Obeying the Call

Key Verse: “Whereupon, O king Agrippa, I was not disobedient unto the heavenly vision.”
—Acts 26:19

Selected Scriptures:
Acts 25:23 – 26:32

THE APOSTLE PAUL HAD been faithfully serving our Lord Jesus as his emissary for about twenty-five years when he was rescued by Roman soldiers from a mob of Israelites who would have torn him apart trying to kill him. The Romans could not understand why his kinsmen sought his life. When they tried to find out by scourging, Paul used his Roman citizenship to obtain a proper hearing. In Jerusalem he was interrogated by the priests and members of the Sanhedrin. He was taken to Caesarea when a plot against his life was revealed. At Caesarea he had another hearing, with the priests and council before Felix, the Roman governor, who had some knowledge of this new way of Christianity. He kept Paul under house arrest, but free to have visitors, for about two years when Festus became governor.

The priests and council then sought of Festus that Paul be brought back to Jerusalem. They hoped to ambush the escorting party and kill Paul. He, knowing this, appealed to Caesar, and Festus complied and decided to send him to Rome. Festus, however, did not have a clear understanding of the accusations against Paul. When King Agrippa and his sister, Bernice, came to pay their respects to the new governor, Festus told them about Paul’s case, how he had been left by Felix as a prisoner for Festus to judge, and how Paul had appealed to Caesar. Festus wanted to be able to write a clear account of the accusations against Paul, but was unable to do so. Thus, he arranged for a private hearing for Paul. Agrippa wanted to attend it. Festus welcomed his presence hoping that as a king over Judea and the land of Palestine he could interpret some of the accusations being made.

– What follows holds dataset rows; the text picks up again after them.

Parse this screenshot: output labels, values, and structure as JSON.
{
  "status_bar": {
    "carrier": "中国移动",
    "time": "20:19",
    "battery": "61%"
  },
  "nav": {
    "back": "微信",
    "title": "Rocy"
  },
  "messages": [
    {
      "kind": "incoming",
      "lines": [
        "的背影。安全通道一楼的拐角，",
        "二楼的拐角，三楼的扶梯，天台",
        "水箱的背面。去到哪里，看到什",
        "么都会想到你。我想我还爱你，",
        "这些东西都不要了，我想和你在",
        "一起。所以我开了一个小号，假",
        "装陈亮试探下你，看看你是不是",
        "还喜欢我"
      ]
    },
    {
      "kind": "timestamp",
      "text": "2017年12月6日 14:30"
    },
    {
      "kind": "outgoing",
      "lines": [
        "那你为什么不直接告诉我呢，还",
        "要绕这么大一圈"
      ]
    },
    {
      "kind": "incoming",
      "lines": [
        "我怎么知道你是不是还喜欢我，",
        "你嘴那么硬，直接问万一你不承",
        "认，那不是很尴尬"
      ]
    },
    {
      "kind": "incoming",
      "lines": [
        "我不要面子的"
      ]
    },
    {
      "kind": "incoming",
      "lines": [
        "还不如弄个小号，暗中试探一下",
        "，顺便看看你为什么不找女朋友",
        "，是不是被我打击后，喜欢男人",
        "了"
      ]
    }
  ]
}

When Paul was brought before Festus and King Agrippa, he voiced his happiness that the king would hear his testimony since he was so well acquainted with the customs of the Jews. He explained how he had been brought up as a Pharisee, and his life was well known to the Jews. He was now being accused of many things, especially that he had a hope of a promise, shared by his fathers, concerning a resurrection of the dead. He asked the king, “Why should it be thought a thing incredible with you, that God should raise the dead?”—Acts 26:8

He then proceeded to tell them how he had been opposed to this new sect of Christian believers and how he was determined to exterminate them. He pursued them “even unto strange cities.” (vs. 11) It was as he was going to Damascus with authority from the high priest to place them in prison that a bright light from heaven shined on them and they all fell to the ground. Paul heard a voice speaking to them in the Hebrew tongue, “Saul, Saul, why persecutest thou me?” When he asked, “Who art thou, Lord?,” he said, “I am Jesus whom thou persecutest.” (vss. 12-15) Jesus then gave Paul much instruction as to what he should do and what Jesus would do to help him. “I will rescue you from your own people and from the Gentiles. I am sending you to them to open their eyes and turn them from darkness to light.” (vss. 17,18, New International Version) To this Paul responded with the words of our key verse, ‘I was not disobedient unto the heavenly vision.’ Indeed, Paul faithfully bore our Lord’s name before kings and Gentiles.